Vectorization of Persistence Diagrams for Topological Data Analysis in R and Python Using TDAvec Package
Aleksei Luchinsky, Umar Islambekov
TL;DR
PDs capture topological features across scales but do not inhabit a Hilbert space, complicating ML integration. The paper presents TDAvec, a cross-language library (R and Python) that vectorizes persistence diagrams using an integration-based scheme, enabling stable, ML-ready representations. It implements eight core vectorizations (plus additional ones) with a fast C++ backend and a consistent API across R and Python. The work includes usage examples, performance claims (notably substantial speedups over existing tooling), and an appendix with formal vectorization definitions, facilitating systematic comparison of vectorization strategies. Together, TDAvec lowers barriers to incorporating topological descriptors into ML pipelines and supports reproducible, cross-language experimentation in TDA.
Abstract
Persistent homology is a widely-used tool in topological data analysis (TDA) for understanding the underlying shape of complex data. By constructing a filtration of simplicial complexes from data points, it captures topological features such as connected components, loops, and voids across multiple scales. These features are encoded in persistence diagrams (PDs), which provide a concise summary of the data's topological structure.
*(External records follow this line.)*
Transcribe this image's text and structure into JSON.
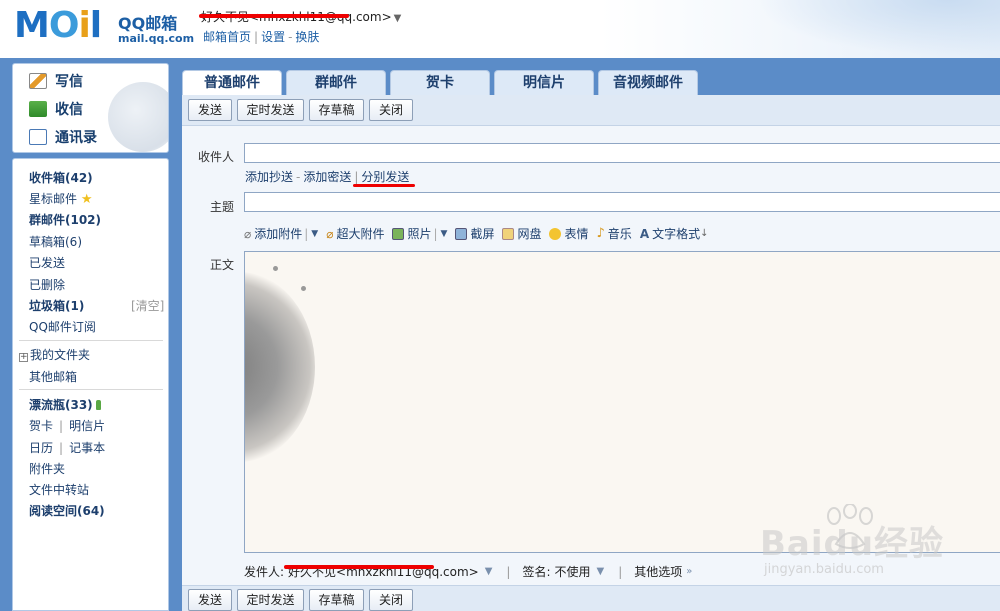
{
  "header": {
    "logo_text": "MOil",
    "brand": "QQ邮箱",
    "brand_url": "mail.qq.com",
    "account": "好久不见<mhxzkhl11@qq.com>",
    "links": [
      "邮箱首页",
      "设置",
      "换肤"
    ]
  },
  "quick": {
    "compose": "写信",
    "inbox": "收信",
    "contacts": "通讯录"
  },
  "folders": {
    "inbox": "收件箱(42)",
    "starred": "星标邮件",
    "group": "群邮件(102)",
    "drafts": "草稿箱(6)",
    "sent": "已发送",
    "deleted": "已删除",
    "spam": "垃圾箱(1)",
    "spam_clear": "[清空]",
    "subscribe": "QQ邮件订阅",
    "myfolders": "我的文件夹",
    "other": "其他邮箱",
    "drift": "漂流瓶(33)",
    "card": "贺卡",
    "postcard": "明信片",
    "calendar": "日历",
    "notes": "记事本",
    "attachments": "附件夹",
    "transfer": "文件中转站",
    "reading": "阅读空间(64)"
  },
  "tabs": [
    "普通邮件",
    "群邮件",
    "贺卡",
    "明信片",
    "音视频邮件"
  ],
  "toolbar": {
    "send": "发送",
    "scheduled": "定时发送",
    "save_draft": "存草稿",
    "close": "关闭"
  },
  "compose": {
    "to_label": "收件人",
    "to_value": "",
    "add_cc": "添加抄送",
    "add_bcc": "添加密送",
    "separate": "分别发送",
    "subject_label": "主题",
    "subject_value": "",
    "body_label": "正文",
    "tools": {
      "attach": "添加附件",
      "big_attach": "超大附件",
      "photo": "照片",
      "screenshot": "截屏",
      "disk": "网盘",
      "emoji": "表情",
      "music": "音乐",
      "format": "文字格式"
    },
    "sender_label": "发件人:",
    "sender_value": "好久不见<mhxzkhl11@qq.com>",
    "signature_label": "签名:",
    "signature_value": "不使用",
    "more_options": "其他选项"
  },
  "watermark": {
    "text": "Baidu经验",
    "url": "jingyan.baidu.com"
  }
}
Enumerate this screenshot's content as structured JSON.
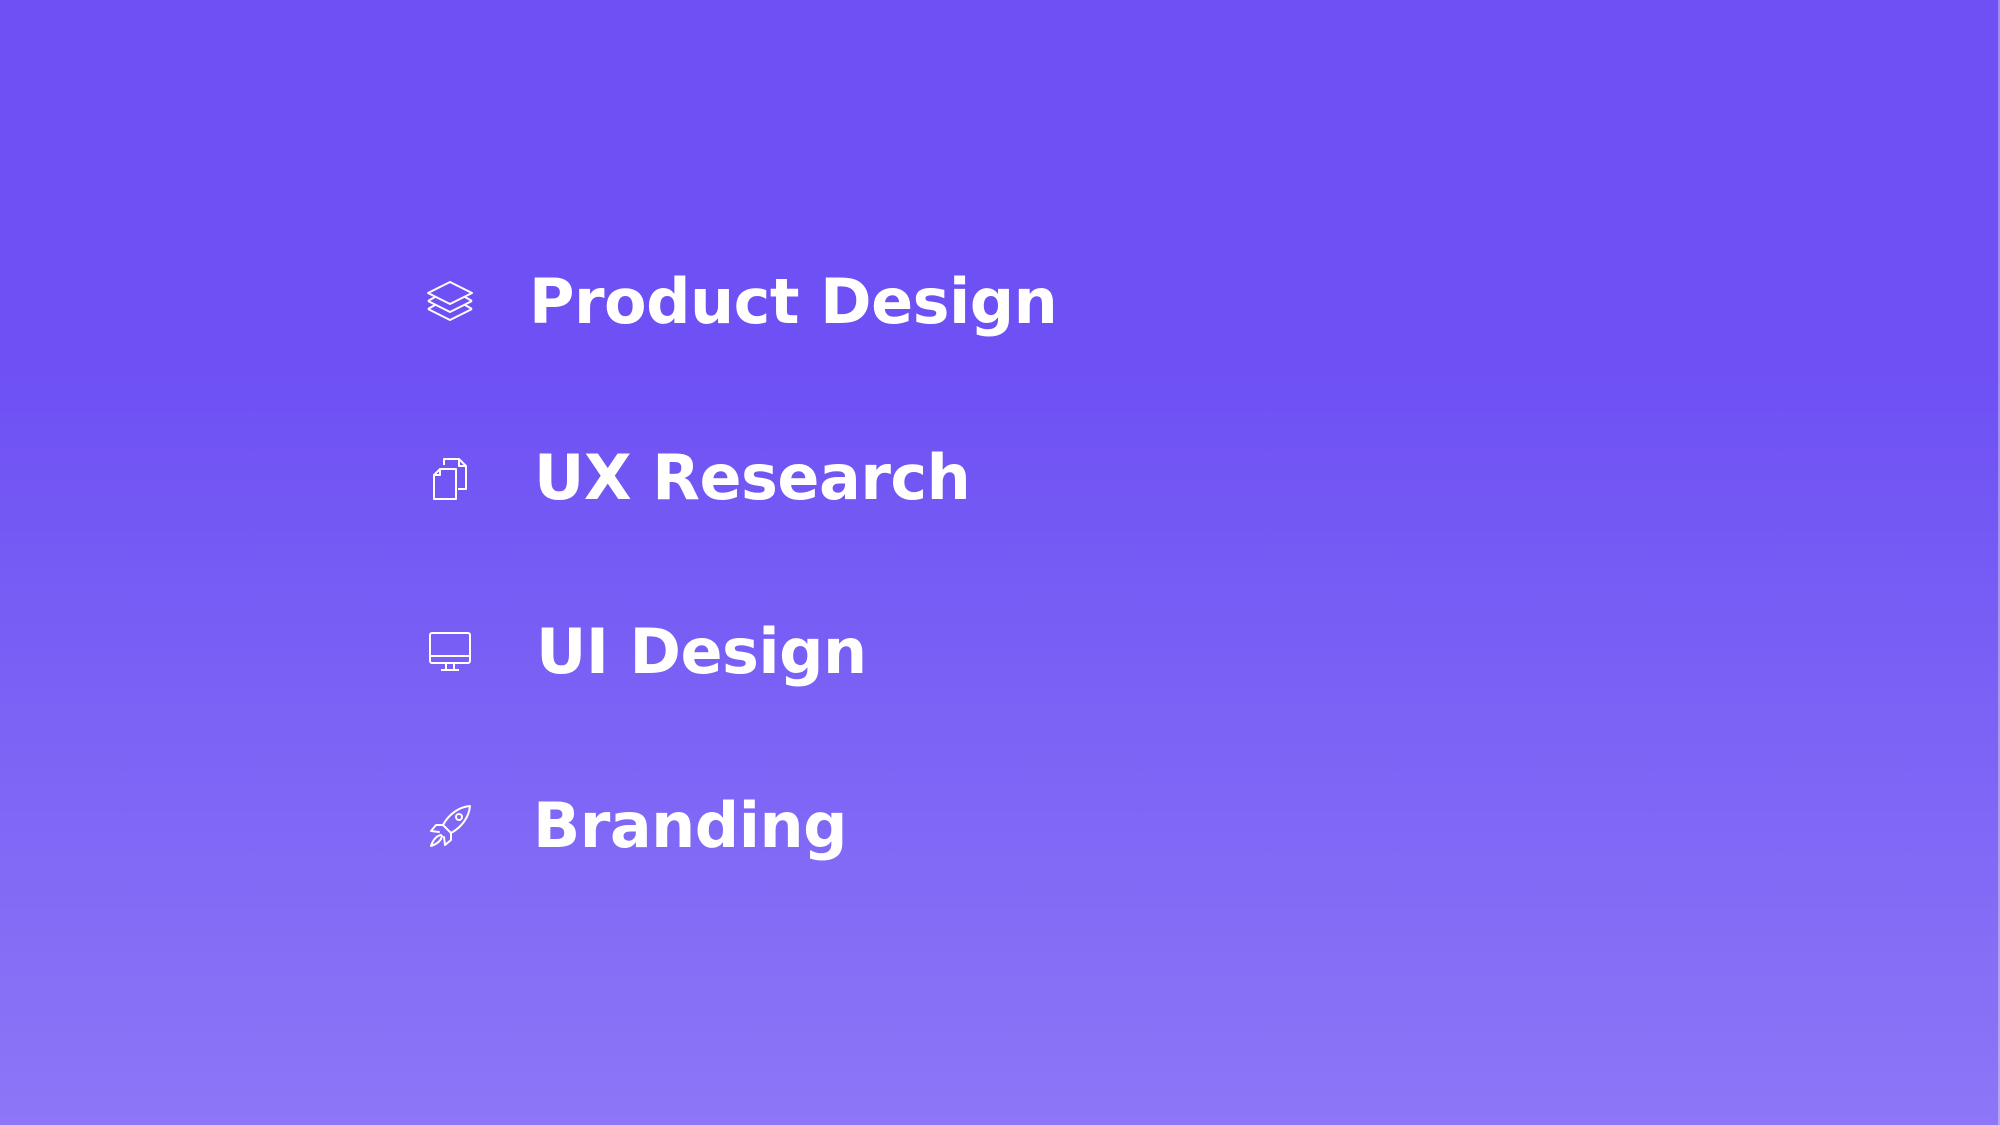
{
  "background": {
    "top_color": "#6e50f4",
    "bottom_color": "#8d76f7"
  },
  "services": [
    {
      "label": "Product Design",
      "icon": "layers-icon"
    },
    {
      "label": "UX Research",
      "icon": "documents-icon"
    },
    {
      "label": "UI Design",
      "icon": "monitor-icon"
    },
    {
      "label": "Branding",
      "icon": "rocket-icon"
    }
  ]
}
However, the non-Hilbert nature of the space of PDs poses challenges for their direct use in machine learning applications. To address this, kernel methods and vectorization techniques have been developed to transform PDs into machine-learning-compatible formats. In this paper, we introduce a new software package designed to streamline the vectorization of PDs, offering an intuitive workflow and advanced functionalities. We demonstrate the necessity of the package through practical examples and provide a detailed discussion on its contributions to applied TDA. Definitions of all vectorization summaries used in the package are included in the appendix.